Copier coller de l’article de l’association www.adefab.org

La Banque Populaire de Bourgogne Franche-Comté avait obtenu une injonction de payer du Tribunal. Suite à l’opposition de son client, le Tribunal constate le défaut de diligence de la banque et radie l’affaire
La Banque Populaire de Bourgogne Franche-Comté avait obtenu une injonction de payer du Tribunal. Suite à l’opposition de son client, le Tribunal constate le défaut de diligence de la banque et radie l’affaire
Par décision du 12 octobre 2011, le Tribunal d’Instance de SENS a radié une affaire opposant la Banque Populaire de Bourgogne Franche-Comté à son client, pour défaut de diligence de la banque
Le 9 novembre 2010, la banque fait signifier à son client une injonction de payer du Tribunal, le condamnant à payer la somme réclamée par la banque.
Le client fait immédiatement opposition et charge son Avocat de la suite du dossier, se fondant sur un rapport d’expertise privée établi par l’Expert indépendant intervenant pour les membres de notre Association.
Ce rapport rédigé objectivement met notamment en évidence le fait que la Banque Populaire de Bourgogne Franche-Comté utilise des dates de valeur différentes de celles des opérations correspondantes, sur des écritures autres que les remises de chèques, alors que cette pratique est interdite en France (période antérieure à novembre 2009).
Les taux pratiqués sont ainsi usuraires, le plus élevé étant de 45,53 % pour un taux conventionnel indiqué par la banque de 20,49 % (bien : 20,49 %), et un seuil de l’usure de 19,80 % (bien : 19,80 %).

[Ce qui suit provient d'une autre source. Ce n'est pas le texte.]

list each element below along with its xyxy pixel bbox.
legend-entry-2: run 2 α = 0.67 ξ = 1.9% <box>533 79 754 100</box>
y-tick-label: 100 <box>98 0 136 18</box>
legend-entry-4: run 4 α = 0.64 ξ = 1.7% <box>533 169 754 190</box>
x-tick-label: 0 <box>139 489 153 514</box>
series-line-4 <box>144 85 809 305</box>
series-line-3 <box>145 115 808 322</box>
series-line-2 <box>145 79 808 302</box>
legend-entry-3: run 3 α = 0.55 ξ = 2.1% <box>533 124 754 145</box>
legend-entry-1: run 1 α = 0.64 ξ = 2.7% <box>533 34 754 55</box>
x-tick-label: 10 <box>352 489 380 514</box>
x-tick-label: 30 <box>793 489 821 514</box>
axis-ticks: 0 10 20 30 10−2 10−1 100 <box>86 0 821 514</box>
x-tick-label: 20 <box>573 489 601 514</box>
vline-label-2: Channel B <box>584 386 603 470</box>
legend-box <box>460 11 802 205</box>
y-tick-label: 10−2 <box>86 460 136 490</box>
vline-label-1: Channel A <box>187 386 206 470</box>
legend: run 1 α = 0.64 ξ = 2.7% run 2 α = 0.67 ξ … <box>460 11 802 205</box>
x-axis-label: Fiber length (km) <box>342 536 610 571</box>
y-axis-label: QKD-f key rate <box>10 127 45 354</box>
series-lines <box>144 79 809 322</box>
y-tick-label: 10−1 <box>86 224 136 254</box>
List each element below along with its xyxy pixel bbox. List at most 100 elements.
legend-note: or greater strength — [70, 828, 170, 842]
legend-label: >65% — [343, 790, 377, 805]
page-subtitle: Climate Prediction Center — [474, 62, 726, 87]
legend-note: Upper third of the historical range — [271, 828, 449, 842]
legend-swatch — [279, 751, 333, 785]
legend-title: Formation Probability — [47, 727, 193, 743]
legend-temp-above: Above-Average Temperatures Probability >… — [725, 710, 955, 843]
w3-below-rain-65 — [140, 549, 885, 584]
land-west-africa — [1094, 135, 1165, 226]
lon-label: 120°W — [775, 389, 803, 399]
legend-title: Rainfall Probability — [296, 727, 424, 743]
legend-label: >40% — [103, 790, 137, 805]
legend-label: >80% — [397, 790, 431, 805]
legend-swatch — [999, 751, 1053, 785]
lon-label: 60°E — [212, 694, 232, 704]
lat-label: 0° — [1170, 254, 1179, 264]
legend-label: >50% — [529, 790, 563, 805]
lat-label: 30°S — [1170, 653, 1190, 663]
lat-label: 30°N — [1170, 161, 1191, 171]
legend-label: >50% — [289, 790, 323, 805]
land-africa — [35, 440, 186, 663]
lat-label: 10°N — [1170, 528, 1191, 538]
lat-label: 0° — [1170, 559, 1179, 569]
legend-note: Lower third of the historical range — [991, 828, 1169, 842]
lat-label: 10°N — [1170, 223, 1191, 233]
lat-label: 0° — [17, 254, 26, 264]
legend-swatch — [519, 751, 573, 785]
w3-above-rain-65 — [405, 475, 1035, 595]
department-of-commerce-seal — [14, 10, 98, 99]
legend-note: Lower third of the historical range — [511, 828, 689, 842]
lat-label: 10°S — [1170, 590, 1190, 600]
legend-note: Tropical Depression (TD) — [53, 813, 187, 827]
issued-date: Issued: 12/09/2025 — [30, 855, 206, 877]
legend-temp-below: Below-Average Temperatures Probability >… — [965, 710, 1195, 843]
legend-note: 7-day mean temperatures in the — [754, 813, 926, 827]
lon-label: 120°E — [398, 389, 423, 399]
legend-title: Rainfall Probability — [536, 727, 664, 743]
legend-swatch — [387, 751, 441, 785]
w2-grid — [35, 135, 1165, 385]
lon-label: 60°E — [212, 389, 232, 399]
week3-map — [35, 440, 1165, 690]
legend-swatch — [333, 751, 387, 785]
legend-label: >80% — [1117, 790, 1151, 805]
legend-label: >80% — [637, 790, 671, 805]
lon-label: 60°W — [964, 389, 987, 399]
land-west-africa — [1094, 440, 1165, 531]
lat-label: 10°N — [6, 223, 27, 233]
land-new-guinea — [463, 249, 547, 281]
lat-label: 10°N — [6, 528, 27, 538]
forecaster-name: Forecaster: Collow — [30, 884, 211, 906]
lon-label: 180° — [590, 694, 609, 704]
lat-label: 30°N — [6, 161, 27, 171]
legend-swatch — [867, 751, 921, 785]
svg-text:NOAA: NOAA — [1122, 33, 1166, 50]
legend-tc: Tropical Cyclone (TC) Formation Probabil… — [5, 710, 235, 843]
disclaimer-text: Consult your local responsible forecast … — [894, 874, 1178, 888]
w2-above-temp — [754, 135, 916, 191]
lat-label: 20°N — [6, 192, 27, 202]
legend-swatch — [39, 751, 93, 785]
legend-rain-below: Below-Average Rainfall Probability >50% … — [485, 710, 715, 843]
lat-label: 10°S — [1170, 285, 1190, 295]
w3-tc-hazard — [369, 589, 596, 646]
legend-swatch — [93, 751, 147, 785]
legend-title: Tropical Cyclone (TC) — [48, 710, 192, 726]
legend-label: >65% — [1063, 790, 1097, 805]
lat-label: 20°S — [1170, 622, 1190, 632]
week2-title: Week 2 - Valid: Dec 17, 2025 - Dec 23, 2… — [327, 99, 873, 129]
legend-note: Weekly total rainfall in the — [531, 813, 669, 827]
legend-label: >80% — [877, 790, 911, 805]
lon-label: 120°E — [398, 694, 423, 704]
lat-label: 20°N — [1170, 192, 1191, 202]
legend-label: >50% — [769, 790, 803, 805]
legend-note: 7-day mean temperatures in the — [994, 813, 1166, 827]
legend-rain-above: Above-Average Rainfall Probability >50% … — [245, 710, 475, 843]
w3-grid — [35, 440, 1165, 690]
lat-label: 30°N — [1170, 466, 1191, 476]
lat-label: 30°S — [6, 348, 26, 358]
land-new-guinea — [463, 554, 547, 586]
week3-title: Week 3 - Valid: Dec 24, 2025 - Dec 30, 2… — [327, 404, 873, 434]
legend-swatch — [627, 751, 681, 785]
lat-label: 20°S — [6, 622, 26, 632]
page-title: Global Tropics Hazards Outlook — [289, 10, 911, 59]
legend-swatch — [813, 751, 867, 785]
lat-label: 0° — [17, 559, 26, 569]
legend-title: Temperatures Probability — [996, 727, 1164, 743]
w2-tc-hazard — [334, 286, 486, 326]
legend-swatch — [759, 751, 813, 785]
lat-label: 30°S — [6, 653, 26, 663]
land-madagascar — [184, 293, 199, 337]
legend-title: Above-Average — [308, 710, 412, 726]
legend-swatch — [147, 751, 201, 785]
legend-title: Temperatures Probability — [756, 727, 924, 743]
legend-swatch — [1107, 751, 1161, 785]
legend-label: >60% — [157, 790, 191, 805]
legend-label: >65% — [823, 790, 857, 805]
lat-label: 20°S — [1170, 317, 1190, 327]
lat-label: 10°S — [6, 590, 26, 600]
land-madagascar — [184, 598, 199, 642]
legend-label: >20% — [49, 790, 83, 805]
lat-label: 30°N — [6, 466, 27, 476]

La Banque Populaire de Bourgogne Franche-Comté n’a pas constitué Avocat, alors qu’elle avait initialement fait valoir une créance, et obtenu une injonction de payer, c’est-à-dire un jugement favorable, du Tribunal.
La banque préfère donc abandonner un recours plutôt que d’avoir à répondre aux arguments techniques exposés dans le rapport dressé par l’Expert indépendant intervenant pour les membres de notre Association.
La décision du Tribunal est susceptible d’appel.
Dans cette affaire, le client de la banque a eu le "bon réflexe", celui de faire immédiatement opposition à l’injonction de payer signifiée par l’huissier de Justice intervenant pour la Banque Populaire de Bourgogne Franche-Comté.
En effet, si le client n’avait pas fait opposition, le jugement signifié serait devenu exécutoire, et le client aurait été contraint de payer ce que la banque réclamait.
Nous souhaitons que cette banque revienne à des pratiques bancaires conformes à celles que nous sommes en droit d’attendre d’une banque, et lorsqu’elle le fera, nous ne pourrons que nous en féliciter, et serons les premiers à vous livrer cette information.